Un modèle éducatif qui dépend du talent mondial 🌍
L'école opère avec un modèle qui intègre des étudiants internationaux, dont beaucoup rejoignent l'industrie locale après leur diplôme. Cette dynamique apporte une diversité de perspectives techniques et artistiques, cruciale dans des secteurs comme le développement de moteurs graphiques ou l'animation 3D. La restriction des quotas brise ce cycle de formation et professionnel, privant les studios de la région d'un flux constant de talents spécialisés formés localement avec des outils et des normes actuels.

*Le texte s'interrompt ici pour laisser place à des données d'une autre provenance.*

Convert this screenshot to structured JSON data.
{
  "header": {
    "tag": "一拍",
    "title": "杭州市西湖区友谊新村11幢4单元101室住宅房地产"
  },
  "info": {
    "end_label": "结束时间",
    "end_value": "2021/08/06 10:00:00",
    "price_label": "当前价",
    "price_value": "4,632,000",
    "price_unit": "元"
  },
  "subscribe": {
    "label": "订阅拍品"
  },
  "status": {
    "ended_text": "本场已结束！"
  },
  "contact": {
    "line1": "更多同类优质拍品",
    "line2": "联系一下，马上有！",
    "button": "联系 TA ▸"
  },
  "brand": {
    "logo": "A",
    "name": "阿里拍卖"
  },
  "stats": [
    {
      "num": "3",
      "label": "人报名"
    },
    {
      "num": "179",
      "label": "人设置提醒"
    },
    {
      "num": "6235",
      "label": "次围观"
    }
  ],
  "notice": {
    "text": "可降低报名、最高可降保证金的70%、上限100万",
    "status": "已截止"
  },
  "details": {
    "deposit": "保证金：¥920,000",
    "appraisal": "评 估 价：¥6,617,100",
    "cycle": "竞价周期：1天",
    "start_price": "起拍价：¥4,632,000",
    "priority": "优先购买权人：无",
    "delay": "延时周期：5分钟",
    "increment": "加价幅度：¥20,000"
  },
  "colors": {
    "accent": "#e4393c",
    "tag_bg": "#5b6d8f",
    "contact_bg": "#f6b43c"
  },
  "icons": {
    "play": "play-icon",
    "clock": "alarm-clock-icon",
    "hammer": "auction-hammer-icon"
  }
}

Le Québec joue en mode difficulté extrême avec son industrie numérique 🎮
On dirait que les autorités ont lancé un patch d'équilibrage inattendu pour l'écosystème numérique. D'abord ils ont ajusté les crédits d'impôt, puis limité le spawn rate de nouveaux talents internationaux. Le résultat est que des écoles comme ISART doivent faire un *speedrun* de négociations avec le gouvernement pour éviter le *game over*. Une stratégie de gestion qui, sans doute, ajoute un niveau de défi non prévu dans la conception originale du secteur.